Dava, mülga 1086 sayılı Hukuk Usulü Muhakemeleri Kanunu’nun yürürlükte olduğu 10.06.2011 tarihinde açılmıştır. Görevli mahkemenin tayinin de bu kanun hükümlerinin uygulanması gerektiği açıktır. Görev, kamu düzenini ilgilendirdiğinden davanın her aşamasında mahkeme tarafından re’sen nazara alınması gerektiği hususu da gözden uzak tutulmamalıdır.
Bir davada olayları anlatmak taraflara, olayların hukuki nitelendirmesini yapmak ise mahkemeye ait bir görevdir.

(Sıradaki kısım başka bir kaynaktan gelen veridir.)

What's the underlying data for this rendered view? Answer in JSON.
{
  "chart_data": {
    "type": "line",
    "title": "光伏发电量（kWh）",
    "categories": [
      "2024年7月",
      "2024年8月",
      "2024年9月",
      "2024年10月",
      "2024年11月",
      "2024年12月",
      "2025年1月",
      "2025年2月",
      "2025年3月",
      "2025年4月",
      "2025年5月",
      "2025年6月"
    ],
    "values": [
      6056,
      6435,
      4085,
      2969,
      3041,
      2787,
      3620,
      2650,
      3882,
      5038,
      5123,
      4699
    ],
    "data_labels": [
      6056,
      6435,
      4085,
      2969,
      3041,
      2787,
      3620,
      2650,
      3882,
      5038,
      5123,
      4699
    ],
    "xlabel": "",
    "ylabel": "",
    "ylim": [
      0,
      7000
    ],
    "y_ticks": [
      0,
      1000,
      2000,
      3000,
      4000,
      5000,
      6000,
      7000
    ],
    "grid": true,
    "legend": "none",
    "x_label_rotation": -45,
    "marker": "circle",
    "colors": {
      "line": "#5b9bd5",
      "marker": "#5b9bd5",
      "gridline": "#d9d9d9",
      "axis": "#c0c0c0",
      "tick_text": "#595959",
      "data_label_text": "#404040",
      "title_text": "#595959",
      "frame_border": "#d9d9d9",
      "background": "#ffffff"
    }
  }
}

Bu açıklamalar ışığında somut olayımız incelendiğinde; her ne kadar taraflar ve mahkemece davanın niteliği kira olarak belirlenmiş ise de; taraflar arasındaki uyuşmazlık, kira sözleşmesinden değil, 15.01.1998 tarihli ”yap-işlet-devret” sözleşmesinden kaynaklanmakta olup, “yapım” döneminde ortaya çıkan uyuşmazlıklarda davaya bakmakla görevli mahkemenin mülga 1086 sayılı Hukuk Usulü Muhakemeleri Kanunu’nun 1- 8.madde hükümlerine göre belirlenmesi gerektiğinden, davanın belirlenen niteliği ile davaya konu edilen müddeabihin miktarına göre davaya bakma görevi asliye hukuk mahkemesinindir. Bu nedenle görevsizlik kararı verilmesi gerekir iken mahkemenin görevli olmadığı hususu gözden kaçırılarak yargılamaya devam edilerek esasa ilişkin hüküm kurulması doğru olmamış, hükmün bozulması gerekmiştir.
SONUÇ:Yukarıda açıklanan nedenlerle hükmün davalı yararına BOZULMASINA, bozma nedenine göre sair hususların incelenmesine şimdilik yer olmadığına, 1.100,00 TL duruşma vekâlet ücretinin davacıdan alınarak Yargıtay’daki duruşmada vekille temsil olunan davalıya verilmesine, ödediği temyiz peşin harcının istek halinde temyiz eden davalıya geri verilmesine, karara karşı tebliğ tarihinden itibaren 15 gün içinde karar düzeltme isteminde bulunulabileceğine 03.12.2014 gününde oybirliğiyle karar verildi.